Georg August Schweinfurth was a Baltic German botanist, traveller in East Central Africa and ethnologist.
He was born at Riga, Latvia, then part of the Russian Empire. He was educated at the universities of Heidelberg, Munich and Berlin, where he particularly devoted himself to botany and palaeontology. Commissioned to arrange the collections brought from the Sudan by Freiherr von Barnim and Dr Hartmann, his attention was directed to that region; and in 1863 he travelled round the shores of the Red Sea, repeatedly traversed the district between that sea and the Nile, passed on to Khartoum, and returned to Europe in 1866.

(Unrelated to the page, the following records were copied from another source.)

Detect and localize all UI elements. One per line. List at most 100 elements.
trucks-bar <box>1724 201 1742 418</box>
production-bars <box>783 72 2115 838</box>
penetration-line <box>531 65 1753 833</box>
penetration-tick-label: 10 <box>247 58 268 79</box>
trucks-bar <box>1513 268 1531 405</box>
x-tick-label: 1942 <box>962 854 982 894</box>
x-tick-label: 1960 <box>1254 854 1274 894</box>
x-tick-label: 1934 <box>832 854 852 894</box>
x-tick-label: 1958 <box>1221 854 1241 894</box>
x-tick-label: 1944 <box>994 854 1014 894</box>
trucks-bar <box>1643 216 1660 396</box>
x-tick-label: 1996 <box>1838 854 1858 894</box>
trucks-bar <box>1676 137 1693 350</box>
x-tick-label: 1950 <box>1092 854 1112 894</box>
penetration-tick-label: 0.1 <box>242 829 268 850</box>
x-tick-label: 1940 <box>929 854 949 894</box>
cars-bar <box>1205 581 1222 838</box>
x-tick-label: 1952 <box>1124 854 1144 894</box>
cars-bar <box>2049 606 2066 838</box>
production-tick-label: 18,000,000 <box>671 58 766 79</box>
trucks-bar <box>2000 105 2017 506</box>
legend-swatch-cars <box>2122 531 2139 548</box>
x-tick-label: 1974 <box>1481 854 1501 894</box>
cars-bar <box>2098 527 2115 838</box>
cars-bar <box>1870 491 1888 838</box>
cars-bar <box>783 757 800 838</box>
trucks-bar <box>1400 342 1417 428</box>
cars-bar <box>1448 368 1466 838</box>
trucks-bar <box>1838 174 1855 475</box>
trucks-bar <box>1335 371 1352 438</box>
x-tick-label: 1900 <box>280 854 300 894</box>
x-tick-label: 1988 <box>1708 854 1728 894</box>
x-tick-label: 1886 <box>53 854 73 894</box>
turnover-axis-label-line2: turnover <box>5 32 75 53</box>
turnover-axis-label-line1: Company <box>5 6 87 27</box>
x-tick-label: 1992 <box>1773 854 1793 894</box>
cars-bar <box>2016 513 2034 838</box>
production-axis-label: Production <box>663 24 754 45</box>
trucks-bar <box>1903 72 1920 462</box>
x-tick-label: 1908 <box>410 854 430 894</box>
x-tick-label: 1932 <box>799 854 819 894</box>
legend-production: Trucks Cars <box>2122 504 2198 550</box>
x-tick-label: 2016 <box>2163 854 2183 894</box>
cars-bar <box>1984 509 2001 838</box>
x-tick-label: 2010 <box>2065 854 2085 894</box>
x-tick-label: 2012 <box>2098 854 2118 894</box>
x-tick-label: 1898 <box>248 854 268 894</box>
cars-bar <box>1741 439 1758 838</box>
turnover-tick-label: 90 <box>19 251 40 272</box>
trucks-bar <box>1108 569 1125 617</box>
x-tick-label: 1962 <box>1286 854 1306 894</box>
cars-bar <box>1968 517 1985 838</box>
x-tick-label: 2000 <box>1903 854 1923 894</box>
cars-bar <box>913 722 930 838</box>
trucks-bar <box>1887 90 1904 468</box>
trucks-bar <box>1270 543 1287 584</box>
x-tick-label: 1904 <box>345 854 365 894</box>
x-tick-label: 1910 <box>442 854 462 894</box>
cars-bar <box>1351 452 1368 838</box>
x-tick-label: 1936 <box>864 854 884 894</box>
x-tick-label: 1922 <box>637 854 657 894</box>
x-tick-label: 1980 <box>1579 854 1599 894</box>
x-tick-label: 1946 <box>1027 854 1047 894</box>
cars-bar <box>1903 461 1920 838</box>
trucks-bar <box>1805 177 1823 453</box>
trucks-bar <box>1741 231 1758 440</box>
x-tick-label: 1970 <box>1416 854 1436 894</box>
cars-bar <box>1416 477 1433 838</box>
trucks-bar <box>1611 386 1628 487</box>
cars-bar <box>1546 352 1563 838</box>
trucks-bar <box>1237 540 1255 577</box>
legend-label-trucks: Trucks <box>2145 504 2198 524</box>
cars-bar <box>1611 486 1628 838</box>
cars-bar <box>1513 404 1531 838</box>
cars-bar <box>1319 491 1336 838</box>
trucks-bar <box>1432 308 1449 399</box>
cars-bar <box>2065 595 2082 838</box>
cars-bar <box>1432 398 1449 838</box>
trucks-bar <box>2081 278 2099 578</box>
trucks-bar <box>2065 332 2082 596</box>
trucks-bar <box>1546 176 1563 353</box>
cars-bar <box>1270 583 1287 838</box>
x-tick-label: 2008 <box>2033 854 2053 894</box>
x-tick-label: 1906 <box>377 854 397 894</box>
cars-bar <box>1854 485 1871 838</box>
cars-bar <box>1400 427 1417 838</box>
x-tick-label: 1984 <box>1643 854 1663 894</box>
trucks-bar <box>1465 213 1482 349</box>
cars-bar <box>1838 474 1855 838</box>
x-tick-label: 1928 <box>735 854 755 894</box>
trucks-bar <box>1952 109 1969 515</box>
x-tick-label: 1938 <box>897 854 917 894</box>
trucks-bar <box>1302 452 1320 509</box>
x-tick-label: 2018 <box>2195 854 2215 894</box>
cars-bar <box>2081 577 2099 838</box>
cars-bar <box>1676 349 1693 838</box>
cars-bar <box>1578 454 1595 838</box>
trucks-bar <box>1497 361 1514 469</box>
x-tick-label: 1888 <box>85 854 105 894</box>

His researches attracted so much attention that in 1868 the Humboldt-Stiftung of Berlin entrusted him with an important scientific mission to the interior of East Africa. Starting from Khartoum in January 1869, he went up the White Nile to Bahr-el-Ghazal, and then, with a party of ivory dealers, through the regions inhabited by the Diur, Dinka, Bongo and Niam-Niam; crossing the Congo-Nile watershed he entered the country of the Mangbetu and discovered the river Uele, which by its westward flow he knew was independent of the Nile. Schweinfurth formed the conclusion that it belonged to the Chad system, and it was several years before its connection with the Congo was demonstrated.